I woke up this morning to a world lightly frosted in snow. The evergreens outside my windows were brushed delicately with glimmering, glistening white. It’s the only snow we’ve experienced this year and there was just the right amount of it for my taste. Enough that it’s breathtakingly beautiful, but not enough that it severely impacts travel.
My coworkers and I all worked from home today, but by noon the icy roads had likely thawed enough that we could have gone in. We didn’t. It was a delightful work day.
Today was also the day that the local community college released the course roster for the Spring semester. I marked the date on my calendar weeks ago and have been counting down the days.

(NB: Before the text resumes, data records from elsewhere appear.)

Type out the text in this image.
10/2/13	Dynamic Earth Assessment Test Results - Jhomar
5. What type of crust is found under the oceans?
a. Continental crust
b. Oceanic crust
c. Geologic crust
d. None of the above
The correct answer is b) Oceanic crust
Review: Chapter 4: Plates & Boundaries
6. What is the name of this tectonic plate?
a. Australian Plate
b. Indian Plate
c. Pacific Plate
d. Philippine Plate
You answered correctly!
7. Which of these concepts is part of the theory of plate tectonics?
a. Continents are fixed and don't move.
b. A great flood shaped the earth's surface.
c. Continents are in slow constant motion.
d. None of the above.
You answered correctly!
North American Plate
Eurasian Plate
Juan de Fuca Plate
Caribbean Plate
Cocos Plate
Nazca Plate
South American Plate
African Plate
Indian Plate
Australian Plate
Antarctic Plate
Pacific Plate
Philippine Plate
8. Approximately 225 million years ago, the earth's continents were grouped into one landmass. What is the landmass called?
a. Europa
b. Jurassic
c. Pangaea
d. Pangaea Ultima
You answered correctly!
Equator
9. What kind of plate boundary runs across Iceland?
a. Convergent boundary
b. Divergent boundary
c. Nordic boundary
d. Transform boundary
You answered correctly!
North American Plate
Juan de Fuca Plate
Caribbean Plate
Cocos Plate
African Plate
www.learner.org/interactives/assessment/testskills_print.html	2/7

My eagerness was for a few reasons. First, I simply like learning. I enjoyed my classes in college and I liked being given assignments to do and receiving helpful feedback on my efforts.
Secondly, this last bout of depression showed me that I need more structure in my life than work and coming home. It was far too easy to spend three weeks barely leaving my house and not seeing people. It was hardly disruptive at all.
Third, I like the idea of meeting new people if I’m doing so in a classroom environment. Somehow the idea doesn’t scare me if it’s happening there.
And finally… it’s because I think one of the things causing my depression is my work situation.
That’s hard for me to admit because in general I very much like my job and the company I work for. I’ve been there for over a dozen years, though, and while it’s one thing to stay in a job that long voluntarily, it’s quite a different matter to be there because you don’t feel you can do much else.
The world has changed over the past dozen years, as the world will do, and I do not feel my skill set has evolved with the times. When I do look at job listings from time to time, I feel immediately overwhelmed and provincial. Why would they want me? Why do I think I might be able to keep up with new tasks, with learning new things?
These are not thoughts that lift one’s spirits. I am sure they are in large part due to my Narcissist telling me regularly that I was not bright. I did well in school; he did not. And yet, one of the many things of which I became convinced during our relationship was that I was of sub-par intelligence. It made sense to me at the time; why else did I always feel so weighed down by brain fog and confusion in situations that didn’t seem like they should be taxing?
I decided to do something about these negative feelings. I was always a good student. I will be again now. I found a non-credit course that will help me bring my skills up to date, and I have a hunch my confidence will improve as a result.
I am getting better. I am moving forward. I am actively looking for ways to take myself there.
Narcissistic recovery. One day at a time, one step at a time.